Re: autovacuum not prioritising for-wraparound tables - Mailing list pgsql-hackers

From Christopher Browne
Subject Re: autovacuum not prioritising for-wraparound tables
Date
Msg-id CAFNqd5Vwf2TWUHNFwUy25z6HnSOTJq59b60=zR+KsV+qWXAJ_g@mail.gmail.com
Whole thread Raw
In response to Re: autovacuum not prioritising for-wraparound tables  (Robert Haas <robertmhaas@gmail.com>)
Responses Re: autovacuum not prioritising for-wraparound tables  (Tom Lane <tgl@sss.pgh.pa.us>)
Re: autovacuum not prioritising for-wraparound tables  (Alvaro Herrera <alvherre@2ndquadrant.com>)
List pgsql-hackers
On Fri, Feb 1, 2013 at 4:59 PM, Robert Haas <robertmhaas@gmail.com> wrote:
> On Thu, Jan 31, 2013 at 3:18 PM, Alvaro Herrera
> <alvherre@2ndquadrant.com> wrote:
>> My intention was to apply a Nasby correction to Browne Strength and call
>> the resulting function Browne' (Browne prime).  Does that sound better?
>
> /me rests head in hands.  I'm not halfway clever enough to hang with
> this crowd; I'm not even going to touch the puns in Chris' reply.
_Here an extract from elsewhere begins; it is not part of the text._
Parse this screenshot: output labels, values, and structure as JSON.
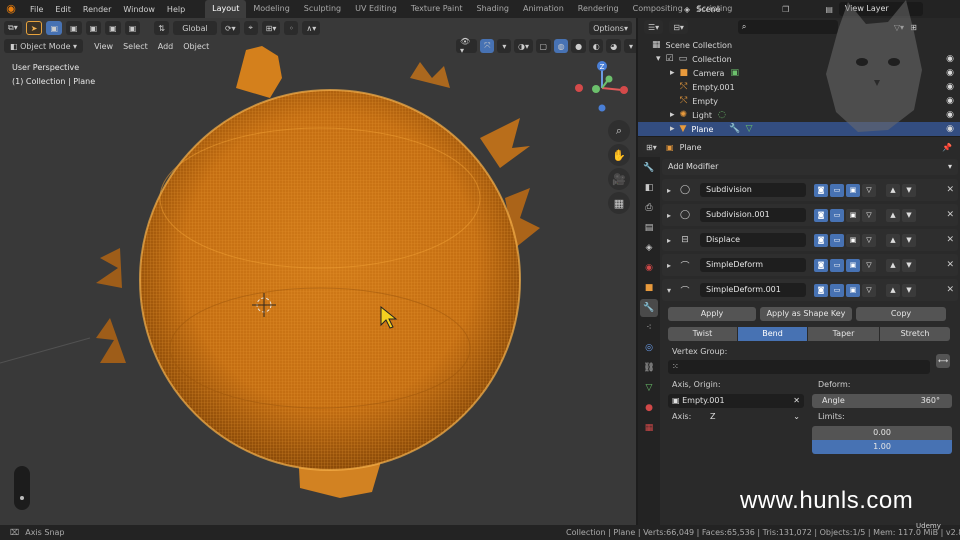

It's Friday... Fun needs to be had :-).

>> Now seriously, I did experiment a bit with this and it seems to behave
>> reasonably.  Of course, there might be problems with it, and I don't
>> oppose to changing the name.  "Vacuum strength" didn't sound so great,
>> so I picked the first term that came to mind.  It's not like picking
>> people's last names to name stuff is a completely new idea; that said,
>> it was sort of a joke.
>
> I don't think I really understand the origin of the formula, so
> perhaps if someone would try to characterize why it seems to behave
> reasonably that would be helpful (at least to me).
>
>> f(deadtuples, relpages, age) =
>>    deadtuples/relpages + e ^ (age*ln(relpages)/2^32)
>
> To maybe make that discussion go more quickly let me kvetch about a
> few things to kick things off:
>
> - Using deadtuples/relpages as part of the formula means that tables
> with smaller tuples (thus more tuples per page) will tend to get
> vacuumed before tables with larger tuples (thus less tuples per page).
>  I can't immediately see why that's a good thing.

That wasn't intentional, and may be somewhat unfortunate.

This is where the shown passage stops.